§PlainStatute

Category · 5 topics

Money & Debt Law by State

The deadlines and ceilings that decide a debt dispute: how long a collector can sue, how much of a paycheck can be taken, what small claims court will hear, and how much of your home creditors can never touch.

75 of 127 state pages verified across 5 topics.Draft pages are published too; each says so until its statute check is done.

Pick a topic

Each topic opens a state-by-state hub; every figure inside is cited to the official statute.

Why these five topics belong together

Debt collection runs on clocks and caps, and both are set state by state.
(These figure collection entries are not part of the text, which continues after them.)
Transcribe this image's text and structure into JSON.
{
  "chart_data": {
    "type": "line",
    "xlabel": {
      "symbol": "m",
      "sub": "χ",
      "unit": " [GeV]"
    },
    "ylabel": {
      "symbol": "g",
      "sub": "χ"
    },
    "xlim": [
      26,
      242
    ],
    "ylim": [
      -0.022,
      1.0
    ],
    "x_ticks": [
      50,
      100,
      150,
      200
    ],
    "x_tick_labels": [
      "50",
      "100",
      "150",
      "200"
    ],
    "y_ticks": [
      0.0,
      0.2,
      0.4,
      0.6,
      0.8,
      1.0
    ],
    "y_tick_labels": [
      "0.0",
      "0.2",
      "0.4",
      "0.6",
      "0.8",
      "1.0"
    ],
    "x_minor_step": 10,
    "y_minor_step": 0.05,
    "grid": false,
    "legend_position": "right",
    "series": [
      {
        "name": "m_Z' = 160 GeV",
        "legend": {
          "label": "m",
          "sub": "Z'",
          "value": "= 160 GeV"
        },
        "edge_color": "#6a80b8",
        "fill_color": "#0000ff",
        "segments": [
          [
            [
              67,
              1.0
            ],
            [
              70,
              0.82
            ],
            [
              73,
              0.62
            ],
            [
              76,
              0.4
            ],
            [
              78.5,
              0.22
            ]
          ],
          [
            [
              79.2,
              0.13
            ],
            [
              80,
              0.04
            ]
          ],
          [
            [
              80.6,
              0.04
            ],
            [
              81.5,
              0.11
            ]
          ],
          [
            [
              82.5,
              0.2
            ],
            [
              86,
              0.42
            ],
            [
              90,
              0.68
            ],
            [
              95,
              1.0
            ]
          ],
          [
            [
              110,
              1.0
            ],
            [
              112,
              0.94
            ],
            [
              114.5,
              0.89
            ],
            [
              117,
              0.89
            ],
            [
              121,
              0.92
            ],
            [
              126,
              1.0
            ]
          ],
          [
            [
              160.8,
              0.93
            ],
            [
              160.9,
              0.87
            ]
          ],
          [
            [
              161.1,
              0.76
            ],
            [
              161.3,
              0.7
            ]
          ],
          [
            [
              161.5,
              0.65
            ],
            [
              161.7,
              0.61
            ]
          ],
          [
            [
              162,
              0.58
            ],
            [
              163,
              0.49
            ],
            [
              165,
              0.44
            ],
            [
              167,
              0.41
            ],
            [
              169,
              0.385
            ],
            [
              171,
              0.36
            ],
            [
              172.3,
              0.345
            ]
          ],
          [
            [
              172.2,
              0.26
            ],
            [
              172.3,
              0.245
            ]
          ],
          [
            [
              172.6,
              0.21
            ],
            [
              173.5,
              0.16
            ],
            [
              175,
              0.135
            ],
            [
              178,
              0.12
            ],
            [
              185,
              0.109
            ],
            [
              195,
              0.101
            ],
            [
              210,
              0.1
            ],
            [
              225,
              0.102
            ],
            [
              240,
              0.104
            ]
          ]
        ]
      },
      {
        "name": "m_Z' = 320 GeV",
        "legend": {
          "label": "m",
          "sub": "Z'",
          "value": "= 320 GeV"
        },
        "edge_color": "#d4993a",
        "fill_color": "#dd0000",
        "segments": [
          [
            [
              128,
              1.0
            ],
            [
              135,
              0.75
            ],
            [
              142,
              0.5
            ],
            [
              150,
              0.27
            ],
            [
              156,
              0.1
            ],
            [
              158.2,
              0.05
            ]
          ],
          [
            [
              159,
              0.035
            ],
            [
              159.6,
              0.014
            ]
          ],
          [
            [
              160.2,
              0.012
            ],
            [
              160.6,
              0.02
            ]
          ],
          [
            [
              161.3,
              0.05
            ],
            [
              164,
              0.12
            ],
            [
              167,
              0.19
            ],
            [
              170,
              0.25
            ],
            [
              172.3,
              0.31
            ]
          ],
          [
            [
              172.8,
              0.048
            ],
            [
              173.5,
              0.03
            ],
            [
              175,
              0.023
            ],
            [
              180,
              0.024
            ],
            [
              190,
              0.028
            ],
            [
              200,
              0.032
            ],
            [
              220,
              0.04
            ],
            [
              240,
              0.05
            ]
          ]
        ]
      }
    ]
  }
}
The statute of limitations (the legal deadline to file a lawsuit) decides whether an old credit card or contract debt can still reach a courtroom, and in many states a single small payment can restart that clock. Wage garnishment law sets how much of each paycheck a judgment creditor can actually take. Federal law sets a floor for garnishment, but many states protect more than the federal minimum, and a few bar wage garnishment for consumer debt almost entirely.

The other three topics cover what happens around a judgment. Small claims limits set the largest dispute you can bring without hiring a lawyer, along with the filing fee and whether lawyers are even allowed in the room. The two homestead topics are close cousins that get mixed up constantly: one is the creditor exemption, which shields home equity when you are sued or bankrupt, and the other is the property tax break, which lowers the assessed value your county taxes. Same word, different statutes, very different dollar amounts, which is why each gets its own state-by-state hub here.